Es ist ein breites Spektrum an Wissen, das regenerierendes Wirtschaften ermöglicht. Immer bessere naturwissenschaftliche Modelle klären über die Bedingungen von Biodiversität und Klimastabilität auf. Ihre Forschungsergebnisse werden inzwischen weltweit von der Klimagerechtigkeitsbewegung politisiert.

Haraway benutzt oft die Formel, dass es wichtig sei, mit welchen Ideen man Ideen denke. Das stimmt. Aber es ist auch wichtig, welche Lebewesen man das Leben lehren lässt. Meine Schwester Sophie (Landwirtin und Theoretikerin) verdeutlicht eine solche Haltung in Analogie zu Gayatri Spivak oft mit der Frage »Can Nature Speak?«. Die Antwort ist: Nein. Aber du kannst lernen, ihr zuzuhören.

Ein Vorrat an Solidarität

Für diese Kunst gibt es in indigenen Überlieferungen einen besonders reichen Schatz an Anleitungen. Das liegt nicht darin, dass first nations irgendwie ursprünglicher wären, sondern dass sie bereits 400 Jahre darin geübt sind, ein Verständnis von Natur als Nicht-Eigentum gegen koloniale Besiedlung und kapitalistische Ausbeutung zu verteidigen. Robin Wall Kimmerer, eine US-amerikanische Biologie-Professorin aus der Citizen Potawatomi Nation, beschreibt, dass von der Natur immer schon eine Gabenökonomie ausging. Wir erhalten ständig Geschenke. Die kapitalistische Ökonomie, die darauf mit Plünderung reagiert, verkennt, dass die Essenz des Geschenks eine ganze Reihe von Beziehungen und Reziprozitätsangeboten sind. Wer letztere eingeht, sorgt dafür, dass die Fülle anhält.

Wir müssen keine Fäden spinnen. Sie sind schon da. In jedem Stück Natur überkreuzen sich planetare Zusammenhänge. Wir müssen keine Verwandten werden. Wir können selbst als anonyme Genoss*innen kooperieren und in unserem Tun die Regenerationszyklen füttern, die sich uns anvertraut haben.

Das ist mein Ding mit den Eicheln. Sie erlauben mir, jetzt schon ein bisschen vom Kommunismus zu kosten, und das beglückt mich mit einer Intensität, der selbst die Tatsache, dass Eichelkaffee vermutlich komisch schmeckt, keinen Abbruch tut.

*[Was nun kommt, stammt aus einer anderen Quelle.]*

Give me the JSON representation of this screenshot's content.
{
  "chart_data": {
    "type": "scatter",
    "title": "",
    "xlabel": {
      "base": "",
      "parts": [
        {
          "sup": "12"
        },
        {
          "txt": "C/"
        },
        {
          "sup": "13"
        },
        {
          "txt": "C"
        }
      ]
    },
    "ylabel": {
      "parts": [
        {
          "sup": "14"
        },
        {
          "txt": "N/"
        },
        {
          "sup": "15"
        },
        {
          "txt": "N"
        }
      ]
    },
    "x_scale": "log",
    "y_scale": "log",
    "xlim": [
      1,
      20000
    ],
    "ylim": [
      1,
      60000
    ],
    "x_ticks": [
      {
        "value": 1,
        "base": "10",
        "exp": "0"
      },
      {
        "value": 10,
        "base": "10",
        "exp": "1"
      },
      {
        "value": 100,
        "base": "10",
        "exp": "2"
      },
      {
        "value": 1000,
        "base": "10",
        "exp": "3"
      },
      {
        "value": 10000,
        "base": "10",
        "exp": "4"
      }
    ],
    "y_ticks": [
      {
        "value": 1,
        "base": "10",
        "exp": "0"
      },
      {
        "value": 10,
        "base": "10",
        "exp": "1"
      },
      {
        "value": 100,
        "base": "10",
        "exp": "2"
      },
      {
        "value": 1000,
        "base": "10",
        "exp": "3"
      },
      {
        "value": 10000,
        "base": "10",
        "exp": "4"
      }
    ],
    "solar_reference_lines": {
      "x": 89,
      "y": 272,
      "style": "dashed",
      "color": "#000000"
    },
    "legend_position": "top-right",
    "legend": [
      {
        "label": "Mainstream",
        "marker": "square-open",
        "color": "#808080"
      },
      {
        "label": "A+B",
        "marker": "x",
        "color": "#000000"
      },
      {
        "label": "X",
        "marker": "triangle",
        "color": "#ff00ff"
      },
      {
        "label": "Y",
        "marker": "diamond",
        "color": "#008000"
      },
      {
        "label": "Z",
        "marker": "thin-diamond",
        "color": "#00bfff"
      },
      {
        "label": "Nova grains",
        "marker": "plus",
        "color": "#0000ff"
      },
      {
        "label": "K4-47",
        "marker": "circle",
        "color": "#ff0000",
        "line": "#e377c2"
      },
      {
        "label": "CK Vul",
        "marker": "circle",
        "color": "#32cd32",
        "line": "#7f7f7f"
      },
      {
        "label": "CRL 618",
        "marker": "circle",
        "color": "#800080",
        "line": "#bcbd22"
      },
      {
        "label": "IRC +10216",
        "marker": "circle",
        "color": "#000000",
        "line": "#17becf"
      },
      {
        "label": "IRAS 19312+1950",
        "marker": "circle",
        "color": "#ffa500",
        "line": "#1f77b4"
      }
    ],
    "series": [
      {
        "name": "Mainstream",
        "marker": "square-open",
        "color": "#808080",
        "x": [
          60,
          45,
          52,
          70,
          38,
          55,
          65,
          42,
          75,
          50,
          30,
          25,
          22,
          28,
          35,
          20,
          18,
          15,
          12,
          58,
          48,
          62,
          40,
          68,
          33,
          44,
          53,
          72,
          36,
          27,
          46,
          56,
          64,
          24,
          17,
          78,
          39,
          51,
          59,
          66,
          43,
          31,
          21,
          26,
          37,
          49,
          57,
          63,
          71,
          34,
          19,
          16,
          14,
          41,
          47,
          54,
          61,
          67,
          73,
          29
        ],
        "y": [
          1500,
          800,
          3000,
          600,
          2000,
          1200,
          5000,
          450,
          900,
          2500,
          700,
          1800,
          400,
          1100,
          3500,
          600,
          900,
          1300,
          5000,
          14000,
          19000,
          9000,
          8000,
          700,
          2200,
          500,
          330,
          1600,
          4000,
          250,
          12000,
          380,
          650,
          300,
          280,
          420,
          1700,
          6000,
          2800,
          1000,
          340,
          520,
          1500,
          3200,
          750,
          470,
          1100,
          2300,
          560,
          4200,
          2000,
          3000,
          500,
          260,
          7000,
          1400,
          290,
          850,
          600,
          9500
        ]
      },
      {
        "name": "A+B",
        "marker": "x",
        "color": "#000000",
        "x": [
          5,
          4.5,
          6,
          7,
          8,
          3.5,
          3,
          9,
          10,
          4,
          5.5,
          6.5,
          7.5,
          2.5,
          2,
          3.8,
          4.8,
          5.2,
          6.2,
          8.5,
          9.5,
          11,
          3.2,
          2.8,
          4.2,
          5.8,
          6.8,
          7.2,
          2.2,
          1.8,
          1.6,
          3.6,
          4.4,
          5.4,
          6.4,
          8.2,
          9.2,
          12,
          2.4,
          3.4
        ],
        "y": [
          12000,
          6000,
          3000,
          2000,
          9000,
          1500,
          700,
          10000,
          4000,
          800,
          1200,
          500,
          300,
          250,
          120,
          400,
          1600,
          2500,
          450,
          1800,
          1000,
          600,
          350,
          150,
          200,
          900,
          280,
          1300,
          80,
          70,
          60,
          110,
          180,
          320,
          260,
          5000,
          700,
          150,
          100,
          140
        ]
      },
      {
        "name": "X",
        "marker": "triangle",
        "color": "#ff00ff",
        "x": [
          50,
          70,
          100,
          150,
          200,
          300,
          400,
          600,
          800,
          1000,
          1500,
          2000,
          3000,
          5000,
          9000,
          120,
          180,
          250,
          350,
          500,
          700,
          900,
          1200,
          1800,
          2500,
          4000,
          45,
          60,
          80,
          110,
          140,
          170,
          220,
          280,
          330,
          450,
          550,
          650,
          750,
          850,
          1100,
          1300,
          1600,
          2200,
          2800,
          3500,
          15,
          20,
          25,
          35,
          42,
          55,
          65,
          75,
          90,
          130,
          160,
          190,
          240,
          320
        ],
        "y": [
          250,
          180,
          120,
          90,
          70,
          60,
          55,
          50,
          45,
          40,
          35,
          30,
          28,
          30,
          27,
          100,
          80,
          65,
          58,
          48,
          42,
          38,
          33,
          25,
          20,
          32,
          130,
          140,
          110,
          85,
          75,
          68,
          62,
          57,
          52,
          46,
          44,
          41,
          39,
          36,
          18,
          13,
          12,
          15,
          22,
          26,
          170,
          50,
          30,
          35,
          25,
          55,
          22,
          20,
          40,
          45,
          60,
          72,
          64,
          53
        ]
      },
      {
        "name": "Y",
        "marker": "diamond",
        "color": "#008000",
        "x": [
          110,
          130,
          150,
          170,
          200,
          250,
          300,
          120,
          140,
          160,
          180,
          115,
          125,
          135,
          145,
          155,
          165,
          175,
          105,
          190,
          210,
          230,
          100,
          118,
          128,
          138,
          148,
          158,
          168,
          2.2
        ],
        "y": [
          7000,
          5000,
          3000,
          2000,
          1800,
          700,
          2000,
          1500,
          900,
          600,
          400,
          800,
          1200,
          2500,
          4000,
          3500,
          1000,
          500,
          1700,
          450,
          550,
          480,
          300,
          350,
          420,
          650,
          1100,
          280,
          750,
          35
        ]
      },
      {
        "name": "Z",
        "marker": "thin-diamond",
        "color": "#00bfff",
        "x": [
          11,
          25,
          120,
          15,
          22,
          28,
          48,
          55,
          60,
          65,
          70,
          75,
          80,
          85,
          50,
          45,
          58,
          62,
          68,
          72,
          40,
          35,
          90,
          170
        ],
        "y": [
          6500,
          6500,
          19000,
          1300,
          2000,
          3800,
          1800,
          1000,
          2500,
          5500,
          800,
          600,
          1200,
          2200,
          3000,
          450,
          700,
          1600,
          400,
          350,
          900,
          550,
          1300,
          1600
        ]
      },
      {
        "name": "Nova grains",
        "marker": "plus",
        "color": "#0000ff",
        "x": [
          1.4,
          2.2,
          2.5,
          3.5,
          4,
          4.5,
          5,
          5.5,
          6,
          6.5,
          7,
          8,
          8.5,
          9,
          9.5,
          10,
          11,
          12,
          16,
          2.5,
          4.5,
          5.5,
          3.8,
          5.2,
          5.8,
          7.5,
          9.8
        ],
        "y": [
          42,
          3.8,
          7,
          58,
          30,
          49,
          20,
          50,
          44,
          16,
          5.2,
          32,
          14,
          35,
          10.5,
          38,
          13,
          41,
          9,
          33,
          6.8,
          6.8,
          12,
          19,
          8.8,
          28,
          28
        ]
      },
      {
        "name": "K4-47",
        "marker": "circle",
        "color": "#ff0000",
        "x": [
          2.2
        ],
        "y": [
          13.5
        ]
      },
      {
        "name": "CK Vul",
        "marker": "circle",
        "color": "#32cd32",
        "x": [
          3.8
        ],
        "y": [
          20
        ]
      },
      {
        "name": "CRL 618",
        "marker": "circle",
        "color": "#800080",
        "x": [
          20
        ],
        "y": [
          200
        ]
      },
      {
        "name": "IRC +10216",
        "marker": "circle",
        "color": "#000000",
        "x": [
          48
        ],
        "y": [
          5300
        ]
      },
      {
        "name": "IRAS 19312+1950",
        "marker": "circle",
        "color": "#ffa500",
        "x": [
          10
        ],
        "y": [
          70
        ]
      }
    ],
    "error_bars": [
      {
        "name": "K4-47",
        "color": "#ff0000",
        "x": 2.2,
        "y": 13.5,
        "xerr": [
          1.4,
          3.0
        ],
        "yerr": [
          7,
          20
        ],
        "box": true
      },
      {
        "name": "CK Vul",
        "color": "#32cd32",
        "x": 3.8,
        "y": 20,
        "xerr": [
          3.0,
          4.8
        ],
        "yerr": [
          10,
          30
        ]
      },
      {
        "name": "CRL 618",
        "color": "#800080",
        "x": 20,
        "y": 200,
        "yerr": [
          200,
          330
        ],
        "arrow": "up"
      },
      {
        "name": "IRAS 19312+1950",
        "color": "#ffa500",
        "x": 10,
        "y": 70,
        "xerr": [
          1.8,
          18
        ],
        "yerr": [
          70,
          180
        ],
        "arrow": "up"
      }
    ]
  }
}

Aber wen das schreckt, oder wer annimmt, dass wir uns selbst in Reproduktionszyklen außerhalb der Lohnarbeit weiter nach Koffeinzufuhr sehnen: keine Angst! Menschentiere können mit der Solidarität weitermachen und sie nicht nur unterm Nachbarbaum finden. Wir können Verbindungen stiften mit Genoss*innen in allen Klimazonen und Anbaugebieten und mit denen, die dazwischen Transportwege organisieren. Denn das ist linkes Preppen: einen Vorrat an Solidarität anzulegen.

Eva von Redecker

ist Philosophin – zurzeit mit einem Forschungsprojekt zu Autoritarismus an der Uni Verona. Ihr Buch »Revolution für das Leben« (S. Fischer 2020) handelt von kapitalistischer Zerstörung und vom Protest dagegen.